I know that the computational graph has to save all the intermediate values in order to backpropagate through it later which I guess should roughly double the memory consumption of each layer?. But why the jump from 19MB to 275 MB?

This is the code defining the model:

import torch
from torch import nn
import torch.nn.functional as F
from torch import cuda
import math

batch_size = 4

def convert_size(size_bytes):
    if size_bytes == 0:
        return "0B"
    size_name = ("B", "KB", "MB", "GB", "TB", "PB", "EB", "ZB", "YB")
    i = int(math.floor(math.log(size_bytes, 1024)))
    p = math.pow(1024, i)
    s = round(size_bytes / p, 2)
    return "%s %s" % (s, size_name[i])


class layeredConv(nn.Module):
    """
    Module to stack two convolutional layers
    """

    def __init__(self, in_channel, out_channel):
        super().__init__()
        self.layers = nn.Sequential(
            nn.Conv2d(in_channel, out_channel, kernel_size=3, stride=1, padding=1),
            nn.BatchNorm2d(out_channel),
            nn.ReLU(inplace=True),
            nn.Conv2d(out_channel, out_channel, kernel_size=3, stride=1, padding=1),
            nn.BatchNorm2d(out_channel),
            nn.ReLU(inplace=True)
        )

    def forward(self, x):
        return self.layers(x)


class downsample(nn.Module):
    """
    Module to implement the downsampling parts of the UNet and apply convolutional layers.
    """

    def __init__(self, in_channel, out_channel):
        super().__init__()
        self.layers = nn.Sequential(
            nn.MaxPool2d(kernel_size=2),
            layeredConv(in_channel, out_channel)
        )

    def forward(self, x):
        return self.layers(x)


class BasicEnc(nn.Module):
    def __init__(self, in_channel, out_channel, bilinear=None):
        super().__init__()

        self.in_channel = in_channel
        self.out_channel = out_channel

        self.initial_layer = layeredConv(in_channel, 64)
        self.down1 = downsample(64, 128)
        self.down2 = downsample(128, 256)
        self.down3 = downsample(256, 512)

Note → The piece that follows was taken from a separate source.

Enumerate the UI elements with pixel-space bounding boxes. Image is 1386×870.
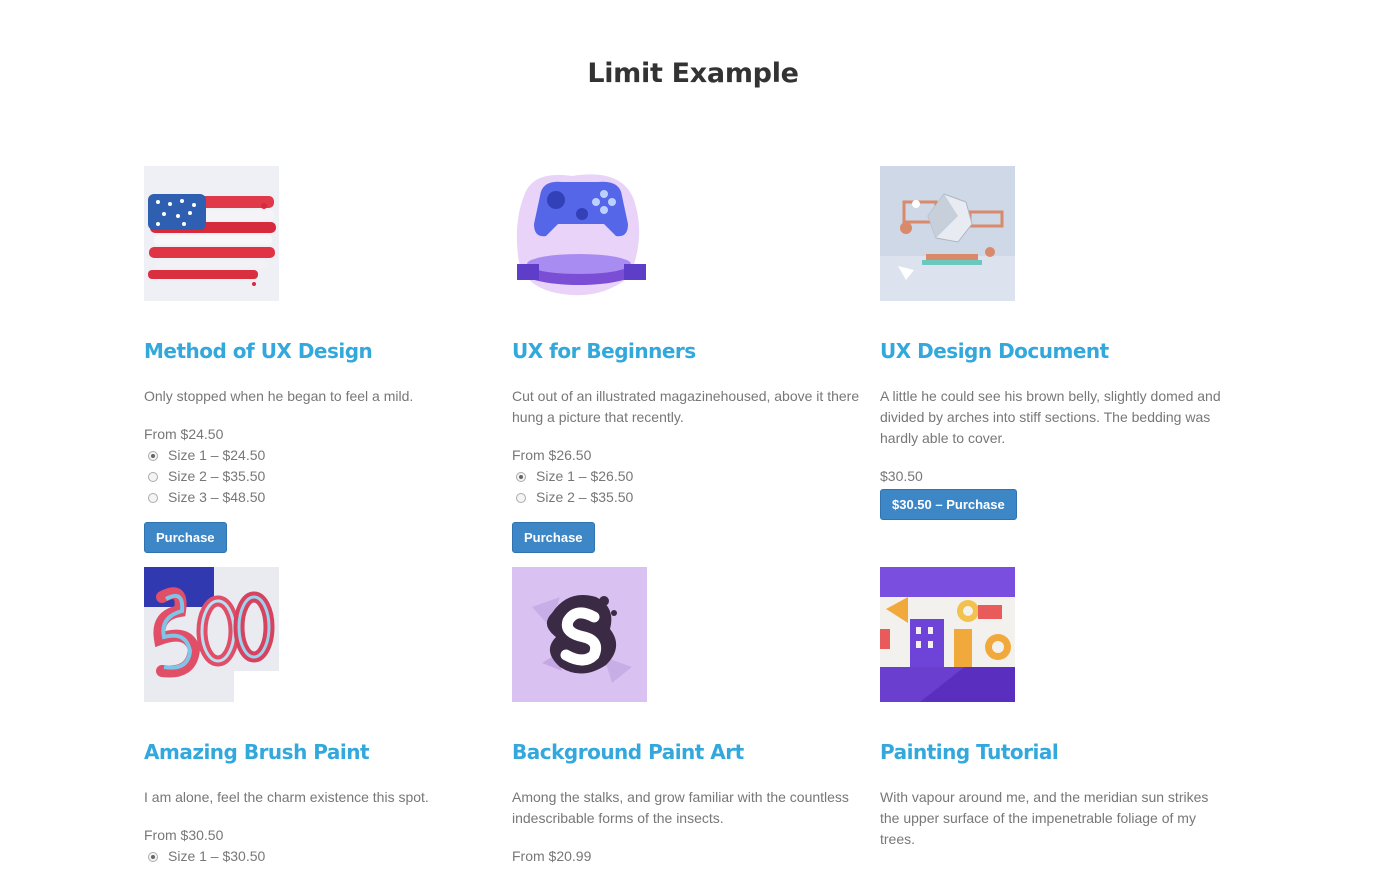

It depends on the activation size which can be much larger than the model parameters, especially if you are using a ConvNet.
Here is an example:

import torch
import torch.nn as nn

device2 = torch.device("cuda")
print(torch.cuda.memory_allocated()/1024**2)
# 0.0

conv = nn.Conv2d(1, 512, 3, 1, 1).cuda()
print(torch.cuda.memory_allocated()/1024**2)
# 0.01953125

x = torch.randn((1, 1, 256, 256)).to(device2)
print(torch.cuda.memory_allocated()/1024**2)
# 0.26953125

out = conv(x)
print(torch.cuda.memory_allocated()/1024**2)
# 128.26953125

print(out.nelement() * out.element_size() / 1024**2)
# 128.0

The conv layer has only 5120 elements (conv.weight.nelement() + conv.bias.nelement()) while the output has 33554432 and will use more memory as seen in my example.